Assuming a net YTD of $75,000
QUESTION 1: My self-employed business entity type is a sole proprietorship. Am I correct that because I am 52, I can make a deferral of $17,500+5500?
ANSWER: Correct that based on net self-employment income of $75,000 for tax year 2013, you will be able to maximize the solo 401k, 2013 annual contribution. Therefore, you will be able to make an employee elective deferral of $17,500 plus a catch-up contribution amount of $5,500 because you are aged 52, resulting in $23,000 of employee contributions.

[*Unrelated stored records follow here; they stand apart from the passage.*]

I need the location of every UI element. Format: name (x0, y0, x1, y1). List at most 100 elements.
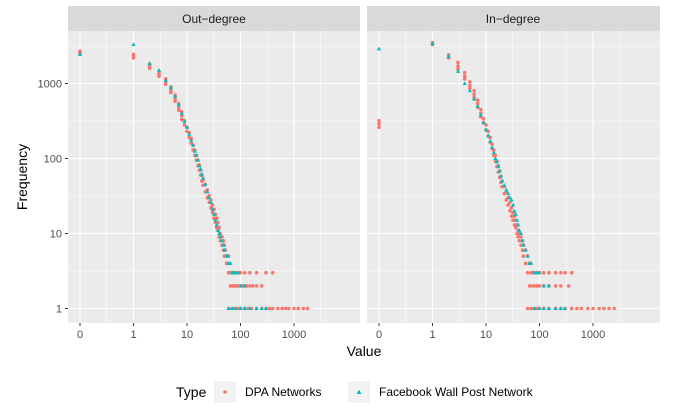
legend-label-facebook: Facebook Wall Post Network (379, 385, 534, 399)
dpa-point (569, 270, 574, 275)
facebook-point (532, 306, 537, 310)
panel-in-degree: In−degree (367, 6, 660, 323)
data-points (376, 40, 617, 311)
dpa-point (517, 238, 522, 243)
strip-title-out-degree: Out−degree (182, 12, 246, 26)
facebook-point (455, 69, 461, 73)
facebook-point (462, 81, 467, 85)
dpa-point (468, 83, 472, 88)
facebook-point (494, 159, 500, 164)
facebook-point (507, 195, 513, 200)
dpa-point (612, 306, 617, 311)
facebook-point (553, 306, 558, 310)
facebook-point (187, 132, 192, 136)
facebook-point (247, 306, 253, 310)
strip-title-in-degree: In−degree (486, 12, 541, 26)
dpa-point (591, 306, 595, 311)
dpa-point (490, 142, 494, 147)
facebook-point (518, 231, 524, 235)
dpa-point (468, 86, 472, 91)
dpa-point (569, 306, 574, 311)
facebook-point (489, 145, 495, 150)
legend-label-dpa: DPA Networks (245, 385, 321, 399)
dpa-point (248, 284, 252, 288)
dpa-point (509, 214, 514, 219)
dpa-point (607, 306, 611, 311)
dpa-point (169, 90, 173, 95)
dpa-point (575, 306, 579, 311)
legend-marker-facebook (356, 389, 362, 394)
dpa-point (509, 206, 514, 210)
panel-background (367, 31, 660, 323)
dpa-point (493, 153, 498, 158)
facebook-point (225, 253, 230, 258)
x-tick-label: 100 (530, 329, 548, 341)
facebook-point (213, 217, 218, 222)
dpa-point (462, 70, 467, 75)
facebook-point (201, 175, 206, 180)
facebook-point (525, 253, 530, 258)
facebook-point (532, 270, 537, 275)
y-axis-ticks: 1 10 100 1000 (38, 79, 68, 316)
facebook-point (238, 306, 243, 310)
dpa-point (541, 270, 546, 275)
facebook-point (446, 54, 451, 58)
facebook-point (189, 137, 194, 142)
facebook-point (478, 112, 483, 117)
facebook-point (211, 212, 217, 216)
dpa-point (173, 96, 177, 101)
facebook-point (521, 242, 526, 247)
dpa-point (529, 284, 534, 288)
dpa-point (242, 270, 247, 275)
dpa-point (210, 203, 215, 207)
x-tick-label: 10 (480, 329, 492, 341)
facebook-point (238, 283, 243, 288)
dpa-point (553, 284, 558, 288)
facebook-point (497, 168, 502, 173)
facebook-point (486, 133, 491, 138)
facebook-point (504, 187, 509, 192)
dpa-point (270, 306, 275, 311)
facebook-point (491, 150, 496, 155)
dpa-point (276, 306, 280, 311)
dpa-point (251, 284, 255, 288)
facebook-point (496, 164, 501, 169)
y-tick-label: 1 (56, 304, 62, 316)
dpa-point (176, 108, 181, 113)
facebook-point (242, 306, 247, 310)
dpa-point (492, 148, 496, 152)
facebook-point (163, 78, 168, 82)
facebook-point (207, 195, 212, 200)
dpa-point (377, 125, 381, 130)
dpa-point (523, 261, 528, 266)
facebook-point (218, 234, 223, 239)
y-tick-label: 100 (44, 154, 62, 166)
dpa-point (508, 200, 512, 205)
facebook-point (506, 191, 511, 196)
dpa-point (456, 64, 460, 69)
dpa-point (301, 306, 306, 311)
facebook-point (168, 85, 173, 90)
x-tick-label: 0 (77, 329, 83, 341)
facebook-point (513, 212, 518, 216)
facebook-point (263, 306, 269, 310)
facebook-point (516, 222, 521, 227)
dpa-point (287, 306, 291, 311)
dpa-point (558, 284, 563, 288)
facebook-point (541, 306, 546, 310)
x-tick-label: 1000 (282, 329, 306, 341)
facebook-point (221, 242, 226, 247)
dpa-point (519, 235, 523, 239)
facebook-point (203, 182, 208, 187)
dpa-point (173, 99, 177, 104)
facebook-point (488, 138, 493, 143)
dpa-point (377, 118, 381, 123)
facebook-point (537, 306, 542, 310)
dpa-point (586, 306, 590, 311)
facebook-point (190, 142, 196, 147)
gridlines (367, 31, 660, 323)
dpa-point (579, 306, 583, 311)
strip-background (68, 6, 360, 31)
panel-out-degree: Out−degree (68, 6, 360, 323)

Please click on solo 401k contribution calculator to run a quick calculation.
QUESTION 2: And the part that varies is the Employer Contribution?
ANSWER: Based on $75,000 of net self-employment income in 2013, the profit sharing (employer) contribution amount will be $13,940.28. See the solo 401k contribution calculator to confirm.
QUESTION 3: How many times can I make a contribution in this year and up to 4/15/2014 or the extension date?
ANSWER: You can make annual solo 401k contributions-- up to maximum limit of $56,500 since you are over age 50--as many times up until you file your tax return, including tax filing extensions.
QUESTION 4: there a limit on number of contributions pert tax year?
ANSWER: No the IRS rules do not place a limit on the number of solo 401k contributions, just on the maximum annual solo 401k contribution amount as discussed above.
QUESTION 5: Does the Employer Contribution and deferral have to be separate deposits?
ANSWER: No as long as the employee contributions are not applied as Roth solo 401k contributions. If applied as Roth Solo 401k contributions, the employee contributions would need to be made to the Roth designated bank or brokerage account.
QUESTION 6: Can one be done without the other?
ANSWER: Yes the key is not to exceed the annual solo 401k contribution limits.
QUESTION 7: Can the Employer Contribution be done all at once at the end of the year or up to 4/15/2014 or the extension date?
ANSWER: The contribution can be made anytime during the year up until the tax return due date, including any extensions (IRC Sec. 404(a)(6), to be deductible for a given year.